1956’da Cezayir Savaşı başladığında fabrikalarda aynı zamanda rahiplik yapan işçilere görev verilmeye başlanmıştı. Böylelikle de o dönemde işçi sınıfı arasında yerleşmiş olan Marksist materyalizme karşı manevi bir alternatif sunmak amaçlanıyordu. Bunun yanı sıra Hristiyan İşçi Gençlik ya da Hristiyan Öğrenci Gençlik gibi hareketler hiçbir zaman olmadıkları kadar aktifti ve bu birliklerin düzenlediği çeşitli yerel organizasyonlar kapsamında, Jacques Canetti de Brel’in taşradaki konserlerini arttırmış, böylelikle bu dönemde kabarelerde yan yana sahne aldığı Georges Brassens’in deyimiyle Başrahip Brel’in "vaizlik" şöhreti büyümeye başlamıştı. Buna karşın ilk albümünün yalnızca iki yüz adet satması nedeniyle Canetti Brel’e: “Siz albümleri satmayan şarkıcıların rekortmenisiniz” diye takılıyordu. Ticari anlamdaki bu başarısızlığa rağmen Canetti’nin Brel’e olan inancı tamdı ve onun desteğiyle 1956’nın Eylül ayında Brel beş yeni şarkı kaydetti. Ünlü besteci André Popp’un da katkı sağladığı bu şarkılardan biri de Quand on n’a que l’amour’du. Brel, sözlerini kendisinin kaleme aldığı bu parça hakkında, 1957’nin Haziran ayında katıldığı bir radyo programında şunları söyleyecekti: “Fikir şöyle gelişti: Radyoda konuşan bir kadın vardı ve çok önemli şeyler söylüyordu. Neden bahsettiğini hiç hatırlamıyorum ama birden aklıma tüm bunların çok güzel olduğu ama esas olanın aşk olduğu fikri geldi. Bu herkesin bildiği bir şey ama nedense benim aklıma o an geldi. Uzun zamandır böyle bir şarkı yapmak istiyordum. Bir anda her şeyin berraklaşmasını sağlayan bir dizi kelime, akor ve notaya sahiptim. Uzun zamandır aşktan bahseden bir şarkı yazmak istiyorum, yani her şeyden önce sevdiğiniz kişiye duyduğunuz aşktan ama aynı zamanda bu çerçeveyi aşan, çok basit ve her şeyden önce sahip olabileceğiniz, olmazsa olmaz bir sevgiden bahseden bir şarkı“
Apaçık Radyo’nun otuzuncu yaş günü nedeniyle programın ikinci yarısında radyo ekibinin en sevdiği Brel şarkılarına yer verdik. İlk olarak Didem Gençtürk’ün seçtiği Brel parçalarını dinledik.
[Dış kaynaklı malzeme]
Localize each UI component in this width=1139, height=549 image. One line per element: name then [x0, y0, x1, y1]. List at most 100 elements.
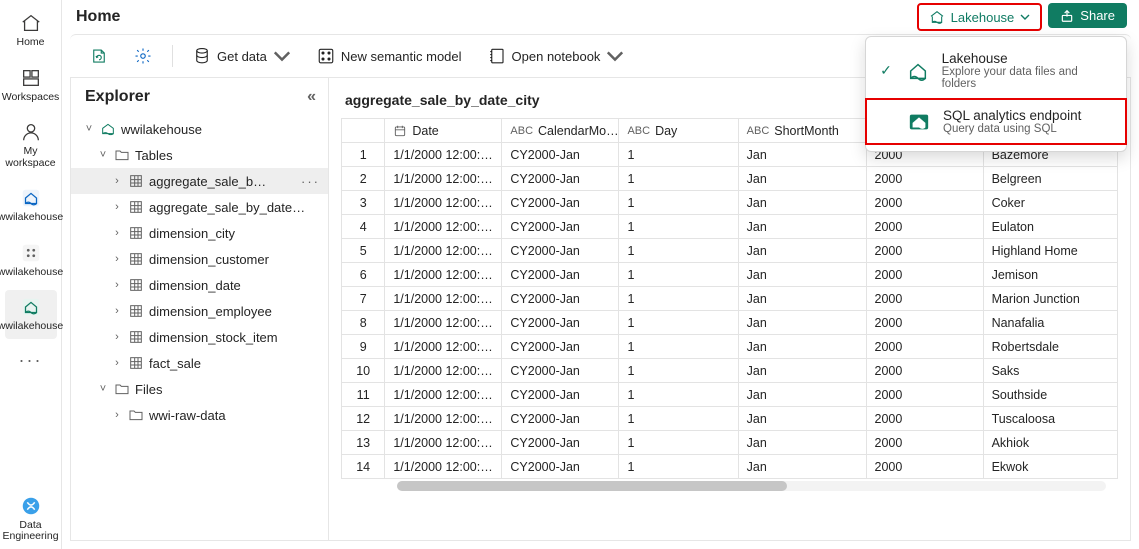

Bunlardan ilki Jef'ti. Bu şarkıyı yazmak Brel’in aklına, ağabeyi Pierre'in sınıfıyla birlikte izlediği bir gösteri sonrasında anlattığı bir hikâye sonrasında gelmiş. Pierre'in "Serserinin Monoloğu" adını verdiği bu öykü, sonunun yaklaştığını hisseden bir serserinin pişmanlıklarını anlatıyormuş. Söz konusu hikâye o dönemde genç Brel’i çok etkilemiş ve yıllar sonra Jef'i yazma fikri bu şekilde ortaya çıkmış. Bir gece, bir sokağın köşesindeki kaldırımda oturan iki yoksul adamın birbirlerine duyduğu kardeşçe sevgiyi anlatan bir şarkı Jef. Bu adamlardan biri gözyaşları içinde, diğeri ise onu teselli etmeye çalışıyor. Şarkının sanatçının repertuarında özel bir yeri de var zira o döneme kadar yazdığı şarkılarda Brel’in sürekli bir şeylere karşı olduğu birçok şarkıya rastlamak mümkündü. Örneğin burjuvalara, bağnazlara ve hatta mahallesindeki maymunlara karşı olduğu şarkılar kaleme almıştı Brel. Jef ise onun birilerinin yanında olduğu, bir şeylere destek verdiği nadir şarkılardan biriydi. 1964’te kendisiyle yapılan bir röportajda şöyle demişti sanatçı: “Aslında sürekli bir şeylerin lehine olmak, onlara destek vermek istiyorum. Ancak böyle olduğu zaman da sıkıcı öğütler verdiğim söyleniyor. Bir mesaj kaygısı taşıdığım söyleniyor oysa sadece postacılar mesaj getirir. Bununla birlikte insanlara, sevdiğim arkadaşlarıma, erkeklerin kimi zaman birbirlerine gösterdikleri şefkate destek verdiğim şarkılar da yazdım”. Bunun yanı sıra başka bir röportajda: “Her biri kendine ait yaraları sarmak için erkeklerin birbirlerine ihtiyacı vardır. Bu anlamda erkekler arasında bir tür dayanışma mevcuttur diyebiliriz. Kadınlar esasında bunu anlayamıyor” ifadelerin kullanan Brel’in burada bahsettiği dayanışma ve dostluk gibi kavramları konu alan ilk önemli şarkısının Jef olduğunu söylemek mümkün. Sanatçının ilerleyen dönemde Fernand, Voir un ami pleurer veya Jojo gibi şarkılarda da benzer temaları ele aldığını hatırlatalım.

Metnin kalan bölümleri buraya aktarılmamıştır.